A larger, more secular
congregation than usual was shepherded into St. Thomas’s Church to hear the
distinguished journalist, editor and author Charles Moore discuss his
experiences in the writing of his acclaimed, prize-winning, 3-volume authorised
biography of Margaret Thatcher. A
religious setting may have been particularly apposite for a subject who had
been styled “The Blessed Margaret Thatcher, the Leaderene”, by the playfully
camp, intellectually adroit, if arguably tactless Norman St. John –
Stevas. Given the political alignment of
the publications with which our speaker has been associated, audience members
attuned to the season’s Scriptural offerings might have speculated on whether
they would be hearing “a disciple’s tongue”.
In 1997, while editing the “Daily Telegraph”, Moore was invited to write
the authorised biography of the former Prime Minister, an unsought, if
attractive, offer for which he had to set aside his verdict on political
biographies as being generally “stodgy”.
He did express an admiration for Boswell’s “Life of Johnson”,
particularly from the point where the Great Lexicographer first encounters his
amanuensis.
The plethora of source
material was an early problem. Mrs. T.
herself was still alive and Charles felt that knowing and being able to meet
with his subject was on balance an advantage.

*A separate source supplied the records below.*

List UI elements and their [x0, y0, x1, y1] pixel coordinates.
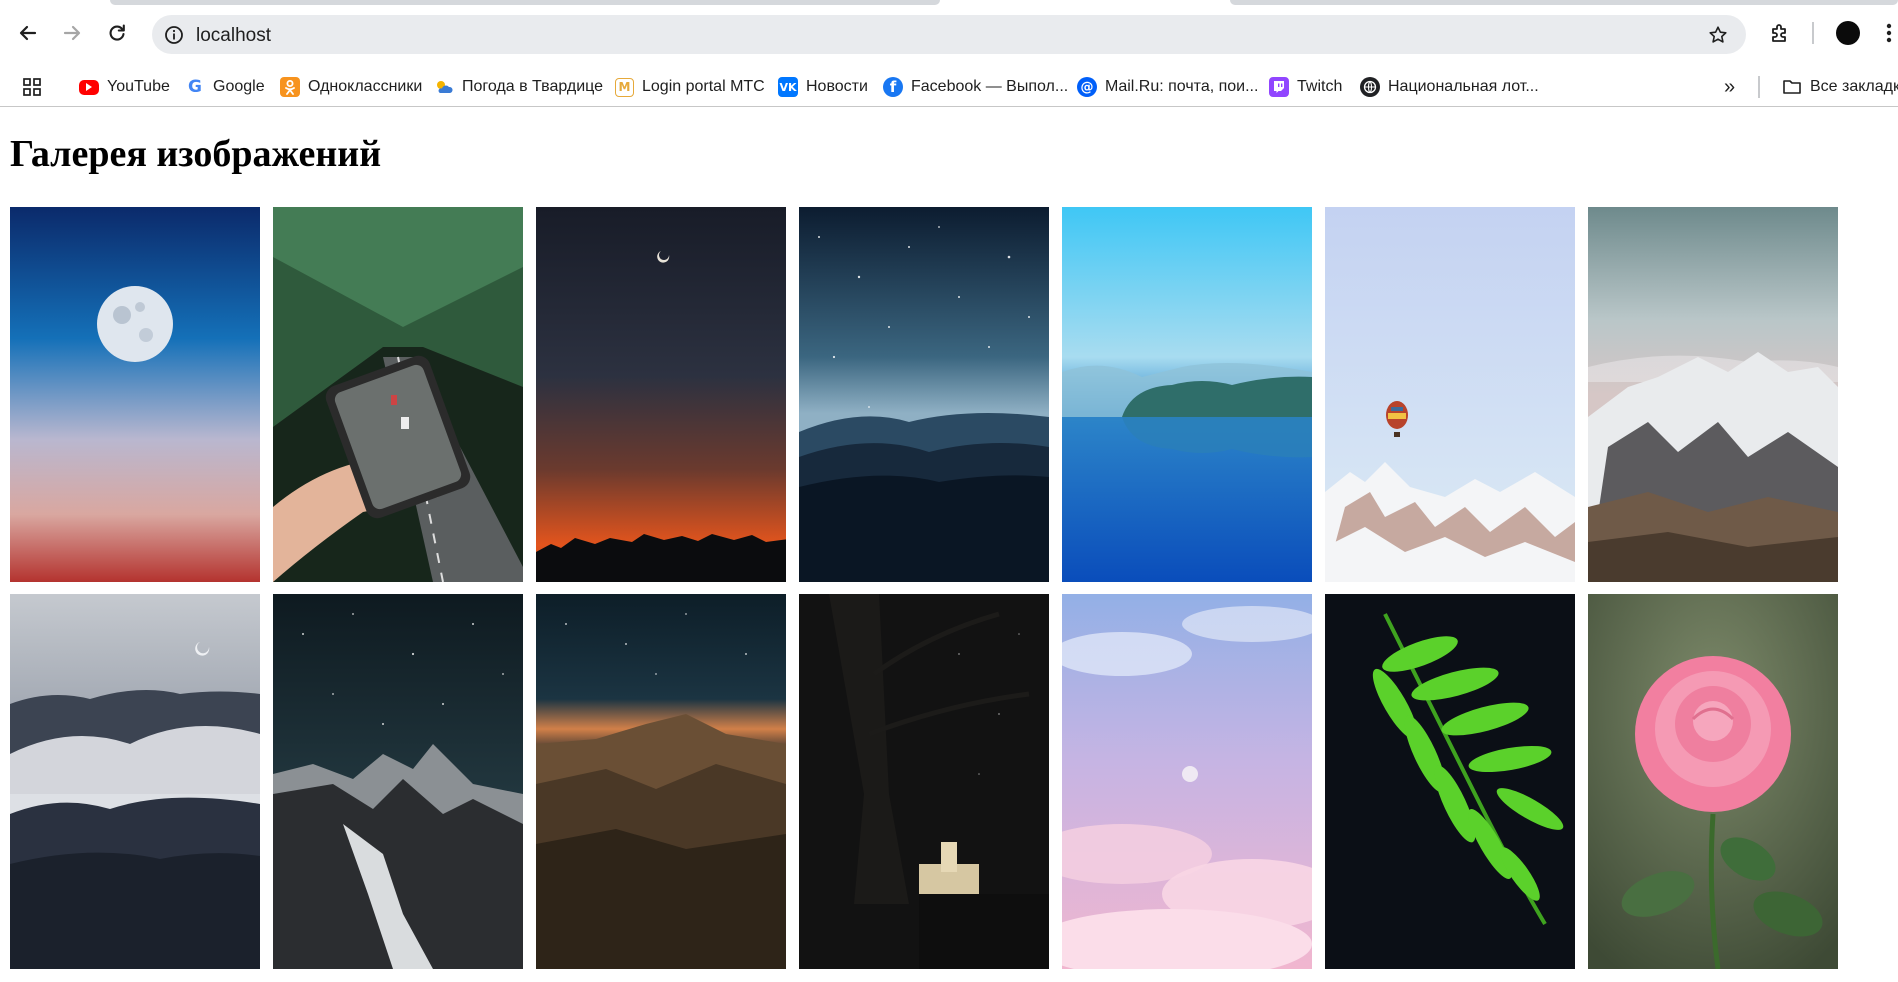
facebook-icon: f	[883, 77, 903, 97]
apps-grid-icon	[23, 78, 41, 96]
bookmark-facebook[interactable]: f Facebook — Выпол...	[883, 74, 1068, 100]
reload-button[interactable]	[101, 17, 133, 49]
bookmarks-separator	[1758, 76, 1760, 98]
bookmark-label: Facebook — Выпол...	[911, 78, 1069, 95]
gallery-image[interactable]	[536, 594, 786, 969]
fern-photo	[1325, 594, 1575, 969]
pink-rose-photo	[1588, 594, 1838, 969]
bookmark-weather[interactable]: Погода в Твардице	[434, 74, 603, 100]
vk-icon: VK	[778, 77, 798, 97]
gallery-image[interactable]	[1588, 207, 1838, 582]
extensions-icon	[1772, 24, 1786, 42]
phone-road-photo	[273, 207, 523, 582]
gallery-image[interactable]	[536, 207, 786, 582]
bookmark-odnoklassniki[interactable]: Одноклассники	[280, 74, 422, 100]
dark-peak-photo	[273, 594, 523, 969]
gallery-image[interactable]	[273, 594, 523, 969]
twitch-icon	[1269, 77, 1289, 97]
site-info-button[interactable]	[160, 21, 188, 49]
address-bar-url[interactable]: localhost	[196, 25, 271, 47]
gallery-image[interactable]	[1062, 594, 1312, 969]
gallery-image[interactable]	[1325, 207, 1575, 582]
starry-mountains-photo	[799, 207, 1049, 582]
odnoklassniki-icon	[280, 77, 300, 97]
tab-strip-edge	[1230, 0, 1898, 5]
bookmark-star-button[interactable]	[1706, 23, 1730, 47]
tab-strip-edge	[110, 0, 940, 5]
reload-icon	[109, 24, 125, 41]
balloon-snowy-peaks-photo	[1325, 207, 1575, 582]
bookmark-label: Google	[213, 78, 265, 95]
bookmark-label: Новости	[806, 78, 868, 95]
gallery-image[interactable]	[273, 207, 523, 582]
mountain-dusk-photo	[536, 594, 786, 969]
menu-button[interactable]	[1880, 18, 1898, 48]
forward-icon	[63, 25, 81, 41]
gallery-image[interactable]	[1062, 207, 1312, 582]
mailru-icon: @	[1077, 77, 1097, 97]
moon-photo	[10, 207, 260, 582]
folder-icon	[1783, 80, 1801, 94]
gallery-image[interactable]	[1588, 594, 1838, 969]
bookmarks-bar: YouTube G Google Одноклассники Погода в …	[0, 68, 1898, 107]
all-bookmarks-button[interactable]: Все закладки	[1782, 74, 1898, 100]
all-bookmarks-label: Все закладки	[1810, 78, 1898, 95]
mts-icon: M	[615, 77, 634, 97]
gallery-image[interactable]	[1325, 594, 1575, 969]
bookmark-mailru[interactable]: @ Mail.Ru: почта, пои...	[1077, 74, 1258, 100]
bookmark-mts[interactable]: M Login portal МТС	[615, 74, 765, 100]
google-icon: G	[188, 77, 202, 97]
forward-button[interactable]	[56, 17, 88, 49]
bookmark-label: Twitch	[1297, 78, 1343, 95]
bookmark-label: Одноклассники	[308, 78, 423, 95]
bookmark-vk-news[interactable]: VK Новости	[778, 74, 868, 100]
back-icon	[19, 25, 37, 41]
foggy-forest-photo	[10, 594, 260, 969]
toolbar-separator	[1812, 22, 1814, 44]
gallery-image[interactable]	[10, 594, 260, 969]
bookmarks-overflow-button[interactable]: »	[1724, 74, 1735, 100]
bookmark-twitch[interactable]: Twitch	[1269, 74, 1342, 100]
bookmark-label: Погода в Твардице	[462, 78, 604, 95]
snow-range-photo	[1588, 207, 1838, 582]
pink-clouds-photo	[1062, 594, 1312, 969]
blue-lake-photo	[1062, 207, 1312, 582]
youtube-icon	[79, 79, 99, 95]
bookmark-lottery[interactable]: Национальная лот...	[1360, 74, 1539, 100]
weather-icon	[434, 77, 454, 97]
page-title: Галерея изображений	[10, 133, 382, 175]
bookmark-star-icon	[1709, 26, 1727, 43]
image-gallery	[10, 207, 1838, 969]
address-bar[interactable]: localhost	[152, 15, 1746, 54]
globe-icon	[1360, 77, 1380, 97]
browser-toolbar: localhost	[0, 0, 1898, 68]
sunset-crescent-photo	[536, 207, 786, 582]
castle-night-photo	[799, 594, 1049, 969]
menu-icon	[1886, 23, 1892, 43]
bookmark-google[interactable]: G Google	[185, 74, 265, 100]
chevron-double-right-icon: »	[1724, 75, 1736, 98]
bookmark-label: Mail.Ru: почта, пои...	[1105, 78, 1259, 95]
bookmark-label: Национальная лот...	[1388, 78, 1539, 95]
back-button[interactable]	[12, 17, 44, 49]
bookmark-label: YouTube	[107, 78, 170, 95]
bookmark-label: Login portal МТС	[642, 78, 765, 95]
apps-button[interactable]	[22, 74, 42, 100]
site-info-icon	[165, 26, 183, 44]
gallery-image[interactable]	[799, 594, 1049, 969]
profile-avatar[interactable]	[1836, 21, 1860, 45]
gallery-image[interactable]	[10, 207, 260, 582]
bookmark-youtube[interactable]: YouTube	[79, 74, 170, 100]
extensions-button[interactable]	[1765, 18, 1795, 48]
gallery-image[interactable]	[799, 207, 1049, 582]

In 1990 she had “written her own memoirs” in conversation with a series
of ghost writers which were unhelpful and were worryingly indicative of a
disorganised mind. The subject’s
personal and Government papers were also available for study and the most
useful insights into the workings of the former Premier’s mind came from her
own notes and under- linings on the official documents. Lady Thatcher did not seem to understand the
fact gathering nature of the historical interview, seeing it more in terms of a
continuation of political combat. In
addition, she was latterly in evident cognitive decline and could not be
considered an altogether reliable witness.

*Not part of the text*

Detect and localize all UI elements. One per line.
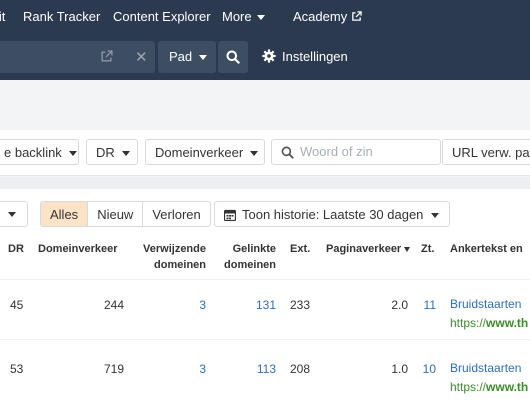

There were numerous media interviews, newspaper articles and a host of
living oral sources to be scrutinised. Civil
servants proved most useful among this group in that they had minds trained to
remember detail while politicians, notably Michael Heseltine, were rather
cavalier in handling facts. An exception
was John Major whom this biographer felt demonstrated a “natural” civil servant’s
mind-set. So numerous were the oral
sources that the interviews with over 500 of them in North America had to be
contracted out to an assistant.
This wealth of material
created a challenge when it came to building a narrative “architecture” but our
speaker laid down some useful ground rules; hold a firm chronological line and
avoid the distraction of “flashbacks”, eschew partisanship and antagonism, try
to understand the subject’s motivation and to move as close as you can to the
well springs of their thought and action.
Baron Moore detected a discernible difference between the public and
private Margaret Thatchers. While the
relative contributions of Marxism and Methodism to the genealogy of the Labour
Party remain a steady staple of political debate, our visitor felt that
Margaret Roberts’ father’s auxiliary vocation as a Methodist lay preacher was
crucial in engendering a “work hard, make money and donate some of it”
mentality in his offspring. Margaret
emerged from the local grammar school with a place at Oxford studying Science,
both unusual destinations for a woman at that time. The only instance when the interviewee’s
veracity came into question was on the topic of boyfriends: - the party line
was that the far from handsome Denis was the only one but our intrepid
representative of what Denis, in his “Private Eye” incarnation as the author of
the “dear Bill” letters, would have termed “the reptiles of the press”
unearthed the detail that his subject was managing to entertain 3 swains
concurrently before Denis swam into her ken.
The congregation filed out, uplifted by an
inspiring sermon and fortified by the Final Blessing, but possibly divided into
true votaries with heads bowed in silent prayer for the canonisation of Blessed
Margaret and perennial sceptics wondering whatever happened to that famous
Downing St. Mission Statement from the prayer of St. Francis: -
Where
there is discord, may we bring harmony.
Where
there is despair, may we bring hope.